Brazilian striker Neymar Jr been trolled online for his insensitive tribute to late Stephen Hawking, who died yesterday at the age of 76. Neymar shared a picture on Instagram, featuring him in a bathing suit and sitting on a wheelchair.
He faced major backlash on Twitter for the ill-advised tribute.
The world's most expensive player broke a bone in his right foot on February 25 and faces weeks of recuperation following surgery in early March.
Unconfirmed media reports are swirling in Europe that Neymar has also grown disenchanted with PSG, who crashed out of the Champions League as the forward missed the second leg on March 6, and wants to return to Barcelona or even join rivals Real Madrid.
Brazil's national team is hoping the striker will be back to full fitness in time to help lead the campaign at the World Cup starting in Russia on June 14. A
Ravaged by the wasting motor neurone disease he developed at 21, Hawking was confined to a wheelchair for most of his life.
As his condition worsened, he had to speak through a voice synthesiser and communicating by moving his eyebrows - but at the same time became the world's most recognisable scientist.
Hawking died peacefully at his home in the British university city of Cambridge in the early hours of Wednesday.
"He was a great scientist and an extraordinary man whose work and legacy will live on for many years," his children Lucy, Robert and Tim said. "His courage and persistence with his brilliance and humour inspired people across the world."
Hawking shot to international fame after the 1988 publication of "?A Brief History of Time", one of the most complex books ever to achieve mass appeal, which stayed on the Sunday Times best-sellers list for no fewer than 237 weeks.? "My original aim was to write a book that would sell on airport bookstalls," he told reporters at the time. "?In order to make sure it was understandable I tried the book out on my nurses.
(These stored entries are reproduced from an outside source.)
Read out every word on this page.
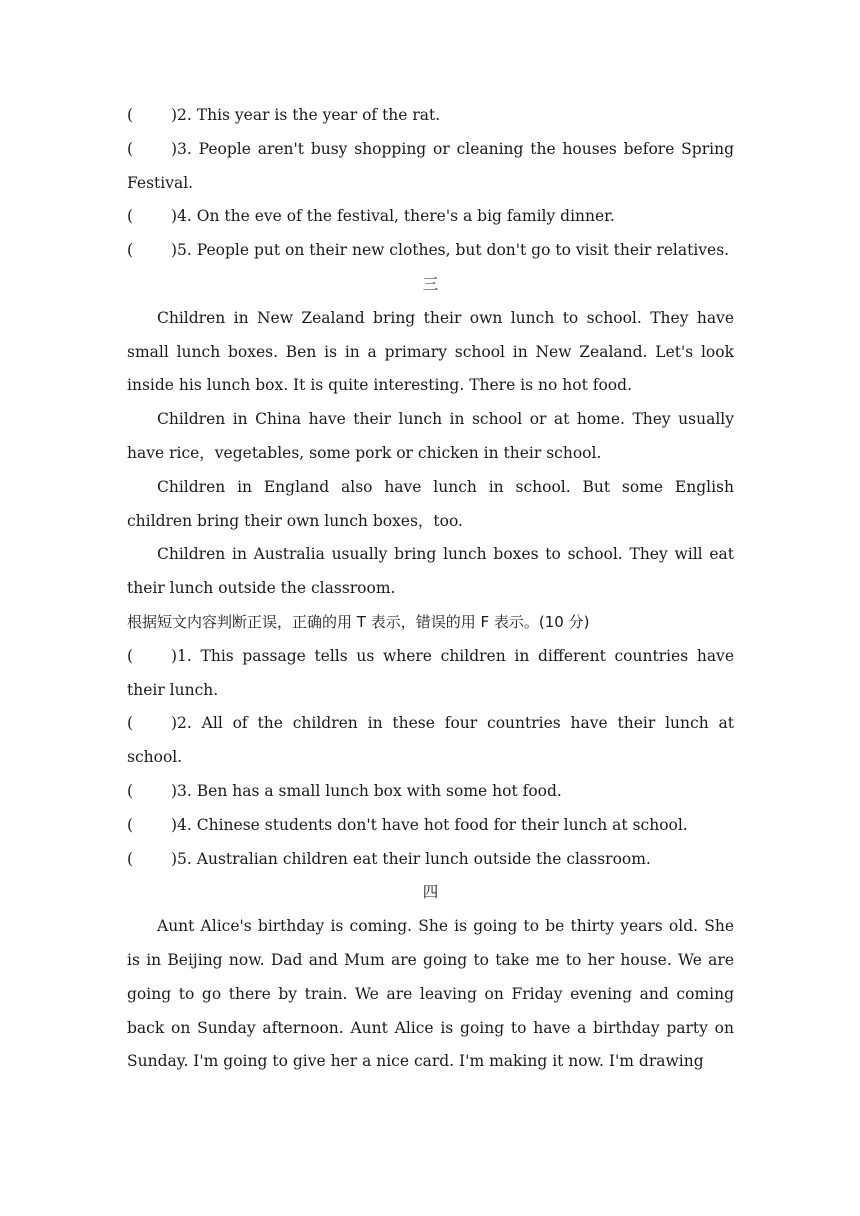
( )2. This year is the year of the rat.

( )3. People aren't busy shopping or cleaning the houses before Spring Festival.

( )4. On the eve of the festival, there's a big family dinner.

( )5. People put on their new clothes, but don't go to visit their relatives.

三

Children in New Zealand bring their own lunch to school. They have small lunch boxes. Ben is in a primary school in New Zealand. Let's look inside his lunch box. It is quite interesting. There is no hot food.

Children in China have their lunch in school or at home. They usually have rice，vegetables, some pork or chicken in their school.

Children in England also have lunch in school. But some English children bring their own lunch boxes，too.

Children in Australia usually bring lunch boxes to school. They will eat their lunch outside the classroom.

根据短文内容判断正误，正确的用 T 表示，错误的用 F 表示。(10 分)

( )1. This passage tells us where children in different countries have their lunch.

( )2. All of the children in these four countries have their lunch at school.

( )3. Ben has a small lunch box with some hot food.

( )4. Chinese students don't have hot food for their lunch at school.

( )5. Australian children eat their lunch outside the classroom.

四

Aunt Alice's birthday is coming. She is going to be thirty years old. She is in Beijing now. Dad and Mum are going to take me to her house. We are going to go there by train. We are leaving on Friday evening and coming back on Sunday afternoon. Aunt Alice is going to have a birthday party on Sunday. I'm going to give her a nice card. I'm making it now. I'm drawing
I think they understood most of it."
The physicist's disease spurred him to work harder but also contributed to the collapse of his two marriages, he wrote in a 2013 memoir "My Brief History".
In the book he related how he was first diagnosed: "I felt it was very unfair - why should this happen to me," he wrote.
"At the time, I thought my life was over and that I would never realise the potential I felt I had. But now, 50 years later, I can be quietly satisfied with my life."